Senza dubbio, le motivazioni di tali incompiute sono molteplici e non sempre tutte esclusivamente ascrivibili in modo diretto a Silvio Berlusconi – poiché la realtà è sempre più complessa di ciò che si pensa e sempre polifattoriale – ma, nonostante ciò, è su Berlusconi che storicamente ricade la responsabilità politica di non aver saputo pilotare le suddette riforme per condurle in porto in modo definitivo e reale.
Infine, il terzo grave demerito di Berlusconi è quello più recente, cioè quello di avere avallato quelle politiche anti-liberali, anzi palesemente liberticide, anti-giuridiche e anti-umane, che sono state le politiche di gestione della pandemia.
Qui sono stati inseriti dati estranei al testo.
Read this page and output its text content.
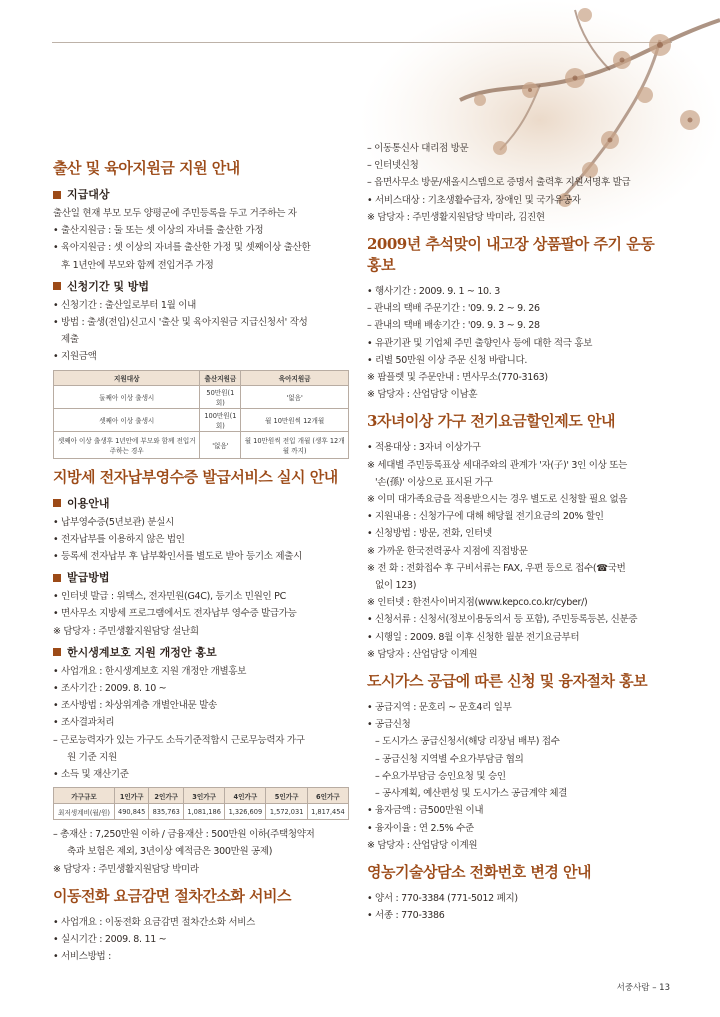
출산 및 육아지원금 지원 안내
지급대상
출산일 현재 부모 모두 양평군에 주민등록을 두고 거주하는 자
• 출산지원금 : 둘 또는 셋 이상의 자녀를 출산한 가정
• 육아지원금 : 셋 이상의 자녀를 출산한 가정 및 셋째이상 출산한
후 1년안에 부모와 함께 전입거주 가정
신청기간 및 방법
• 신청기간 : 출산일로부터 1월 이내
• 방법 : 출생(전입)신고시 '출산 및 육아지원금 지급신청서' 작성
제출
• 지원금액
지원대상	출산지원금	육아지원금
둘째아 이상 출생시	50만원(1회)	'없음'
셋째아 이상 출생시	100만원(1회)	월 10만원씩 12개월
셋째아 이상 출생후 1년안에 부모와 함께 전입거주하는 경우	'없음'	월 10만원씩 전입 개월 (생후 12개월 까지)
지방세 전자납부영수증 발급서비스 실시 안내
이용안내
• 납부영수증(5년보관) 분실시
• 전자납부를 이용하지 않은 법인
• 등록세 전자납부 후 납부확인서를 별도로 받아 등기소 제출시
발급방법
• 인터넷 발급 : 위택스, 전자민원(G4C), 등기소 민원인 PC
• 면사무소 지방세 프로그램에서도 전자납부 영수증 발급가능
※ 담당자 : 주민생활지원담당 설난희
한시생계보호 지원 개정안 홍보
• 사업개요 : 한시생계보호 지원 개정안 개별홍보
• 조사기간 : 2009. 8. 10 ~
• 조사방법 : 차상위계층 개별안내문 발송
• 조사결과처리
– 근로능력자가 있는 가구도 소득기준적합시 근로무능력자 가구
원 기준 지원
• 소득 및 재산기준
가구규모	1인가구	2인가구	3인가구	4인가구	5인가구	6인가구
최저생계비(월/원)	490,845	835,763	1,081,186	1,326,609	1,572,031	1,817,454
– 총재산 : 7,250만원 이하 / 금융재산 : 500만원 이하(주택청약저
축과 보험은 제외, 3년이상 예적금은 300만원 공제)
※ 담당자 : 주민생활지원담당 박미라
이동전화 요금감면 절차간소화 서비스
• 사업개요 : 이동전화 요금감면 절차간소화 서비스
• 실시기간 : 2009. 8. 11 ~
• 서비스방법 :
– 이동통신사 대리점 방문
– 인터넷신청
– 읍면사무소 방문/새올시스템으로 증명서 출력후 지원서명후 발급
• 서비스대상 : 기초생활수급자, 장애인 및 국가유공자
※ 담당자 : 주민생활지원담당 박미라, 김진현
2009년 추석맞이 내고장 상품팔아 주기 운동 홍보
• 행사기간 : 2009. 9. 1 ~ 10. 3
– 관내의 택배 주문기간 : '09. 9. 2 ~ 9. 26
– 관내의 택배 배송기간 : '09. 9. 3 ~ 9. 28
• 유관기관 및 기업체 주민 출향인사 등에 대한 적극 홍보
• 리별 50만원 이상 주문 신청 바랍니다.
※ 팜플렛 및 주문안내 : 면사무소(770-3163)
※ 담당자 : 산업담당 이남훈
3자녀이상 가구 전기요금할인제도 안내
• 적용대상 : 3자녀 이상가구
※ 세대별 주민등록표상 세대주와의 관계가 '자(子)' 3인 이상 또는
'손(孫)' 이상으로 표시된 가구
※ 이미 대가족요금을 적용받으시는 경우 별도로 신청할 필요 없음
• 지원내용 : 신청가구에 대해 해당월 전기요금의 20% 할인
• 신청방법 : 방문, 전화, 인터넷
※ 가까운 한국전력공사 지점에 직접방문
※ 전 화 : 전화접수 후 구비서류는 FAX, 우편 등으로 접수(☎국번
없이 123)
※ 인터넷 : 한전사이버지점(www.kepco.co.kr/cyber/)
• 신청서류 : 신청서(정보이용동의서 등 포함), 주민등록등본, 신분증
• 시행일 : 2009. 8월 이후 신청한 월분 전기요금부터
※ 담당자 : 산업담당 이계원
도시가스 공급에 따른 신청 및 융자절차 홍보
• 공급지역 : 문호리 ~ 문호4리 일부
• 공급신청
– 도시가스 공급신청서(해당 리장님 배부) 접수
– 공급신청 지역별 수요가부담금 협의
– 수요가부담금 승인요청 및 승인
– 공사계획, 예산편성 및 도시가스 공급계약 체결
• 융자금액 : 금500만원 이내
• 융자이율 : 연 2.5% 수준
※ 담당자 : 산업담당 이계원
영농기술상담소 전화번호 변경 안내
• 양서 : 770-3384 (771-5012 폐지)
• 서종 : 770-3386
서중사람 – 13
Che molti parlamentari di Forza Italia le abbiano sostenute con convinzione – per conformismo, per timore, per incapacità critica, per scarsa preparazione giuridica e scientifica, per assenza di autentico spirito di libertà – non ha destato sorpresa, ma che sia stato Berlusconi in persona a difendere le grottesche follie giuridiche e mediche che durante la pandemia sono state somministrate al popolo italiano è fonte di sgomento tra quanti, in lui, hanno sempre riconosciuto un autentico difensore della libertà nella sua accezione più autentica e umana.
La difesa dalla peste del comunismo, che in quanto tale è liberticida e antiumano, mal si concilia con la difesa di provvedimenti anti-umani e liberticidi come il Green pass che ha emulato la propiska sovietica.
Probabilmente la malattia, l’età avanzata e i pessimi consigli dei fedelissimi di cui negli ultimi tempi si era circondato hanno senza dubbio obnubilato la capacità di giudizio di Berlusconi durante il tempo pandemico, sebbene questo non possa costituire una giustificazione, ma, al massimo, una spiegazione di una così dissonante divergenza tra l’ultimo Berlusconi e il Berlusconi originario.
Al di là di tutto ciò, un’ulteriore e ultima considerazione, però non può che effettuarsi. La storia di Berlusconi, con tutte le sue luci ed ombre, è ed è stata storia d’Italia e come tale dovrebbe essere scritta con la cautela del rispetto del principio di verità, cioè di qualcosa che è strutturalmente alieno ed estraneo al mondo della sinistra, per cui il quesito finale: Berlusconi, al netto delle sue mancanze oggettive e soggettive, ha difeso l’Italia dalla sinistra. Ma, in assenza di un suo reale successore politico, chi difenderà la memoria di Berlusconi dalla sinistra e dai suoi prezzolati storici?